Radiology Coding Alert

Appeals:

Learn the Appeals Submission Process With Quick Tips

Identify each of the 5 levels of the appeals process.

You know how to properly submit a claim to Medicare, but what happens when the payer denies it? While others within your practice may handle administrative duties such as these, it’s important for the entire staff to have a fundamental knowledge of what the appeals process entails.

Fortunately, the Medicare Administrative Contractor (MAC) National Government Services (NGS) Medicare recently held a webinar to help address some of the most important steps you should consider when appealing a denied claim.

Take a look at these crucial points to round out your skills within the entirety of the billing department.

See How Reopenings Differ From Appeals

A reopening is not an appeal, but a request to reopen a claim, according to Shelly Dailey, MSN, BSN, RN, CPHM, Medicare home health and hospice clinical consultant at NGS.

Reopenings are not processed through the appeals department and only occur at the discretion of the contractor, Dailey explains. If a contractor refuses to reopen a claim for a minor error, that decision is notappealable.

Timeline:  A reopening can be performed within one year of the claim’s finalized date, Dailey says.

There are several reasons for a reopening, according to Dailey. These include the following:

  • Mathematical errors.
  • Transposed procedure diagnostic codes.
  • Inaccurate data entry.
  • Computer errors.
  • Incorrect data items such as the provider number or »the date of service.

On the other hand, appeals are different from reopenings. You cannot file an appeal for a reopening.

Appeals:  Before you can make an appeal request, you first have to have a processed claim, according to Dailey. When Medicare has either fully or partially denied the claim, then you may submit an initial appeal for a redetermination, which is also known as a Level 1 appeal.

The purpose of the appeals process is to “ensure correct adjudication of claims,” Daily explains. CMS governs all appeals activities. Additionally, all providers and beneficiaries have the right to appeal any claim determination their MAC makes.

Observe Levels of Appeals Process

There are five levels of the appeals process.

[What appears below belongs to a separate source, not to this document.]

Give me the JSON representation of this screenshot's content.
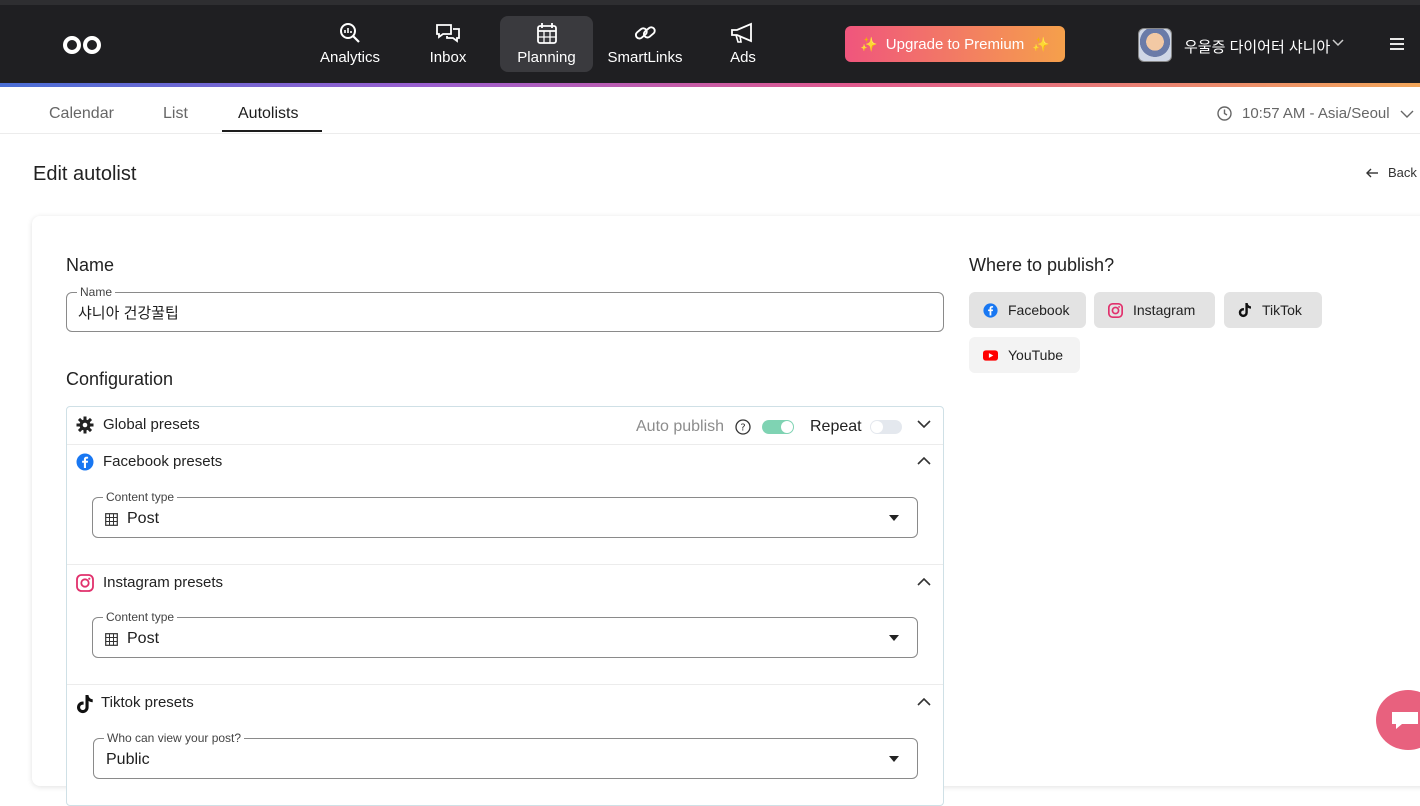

They are as follows:

  • Level 1: Redetermination, which goes through your MAC. Caution: For a redetermination Level 1 appeal to be considered complete, the provider must include all of the following information: the beneficiary’s name; the Medicare number; the requested service; the date of service; and the name and signature of the requesting individual. If all of these elements are not included with your initial Level 1 appeal, your MAC will dismiss the case as incomplete, according to Dailey.
  • Level 2: Reconsideration, which goes through the qualified independent contractor (QIC). Requests for Level 2 appeals can only be made in writing.
  • Level 3: Administrative Law Judge Hearing (ALJ). Requests for Level 3 appeals can be made in writing only. Also, your claim must be worth at least $160 to file a Level 3 appeal.
  • Level 4: Medicare Appeals Council Department Appeals Board (DAB). Claims for a Level 4 appeal must also be worth at least $160.
  • Level 5: U.S. Federal District Court. Claims for a Level 5 appeal must be worth at least $1,630.

Don’t miss: Documentation is the key to the success of any level of appeal, Dailey says. Providers must include all pertinent information to avoid the dismissal of the case.

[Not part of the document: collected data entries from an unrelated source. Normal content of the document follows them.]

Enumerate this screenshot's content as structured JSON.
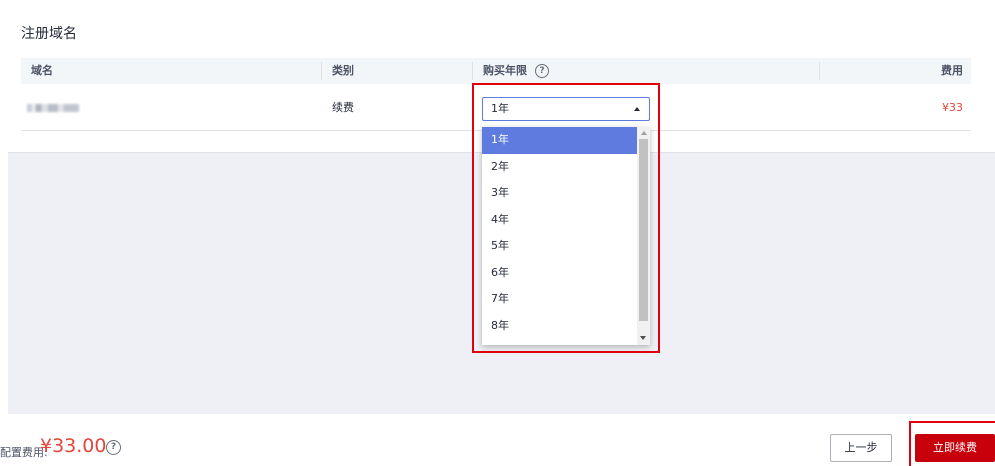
{
  "section": {
    "title": "注册域名"
  },
  "table": {
    "headers": {
      "domain": "域名",
      "type": "类别",
      "years": "购买年限",
      "fee": "费用"
    },
    "rows": [
      {
        "domain": "",
        "type": "续费",
        "fee": "¥33"
      }
    ]
  },
  "years_select": {
    "value": "1年",
    "options": [
      "1年",
      "2年",
      "3年",
      "4年",
      "5年",
      "6年",
      "7年",
      "8年"
    ],
    "selected_index": 0
  },
  "footer": {
    "total_label": "配置费用:",
    "total_amount": "¥33.00",
    "prev_button": "上一步",
    "renew_button": "立即续费"
  },
  "colors": {
    "accent": "#5e7ce0",
    "price": "#e5453b",
    "primary_button": "#c7000b",
    "highlight_box": "#e0000f"
  },
  "icons": {
    "help": "question-circle-icon",
    "select_arrow": "caret-up-icon"
  }
}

Pay Attention to Time Limits

There are strict time limits for filing at each level of appeal, Dailey explains. They are as follows:

  • For the Redetermination, you have 120 days from the date of receipt of your denial to file another appeal. The MAC then has 60 days to review your redetermination.
  • For the QIC Reconsideration, you have 180 days from the receipt of your redetermination notice to file another appeal. QIC has 60 days to complete the review.
  • For the ALJ Hearing, you have 60 days from the receipt of your reconsideration notice to file another appeal. The ALJ has three months to complete the review.
  • For the DAB Review, you have 60 days from the receipt of the ALJ decision to file another appeal. The DAB has 90 days to review the claim.
  • For the Judicial Review, you have 60 days from the receipt of the DAB decision to file another appeal. The Judicial Review has 60 days to complete their review.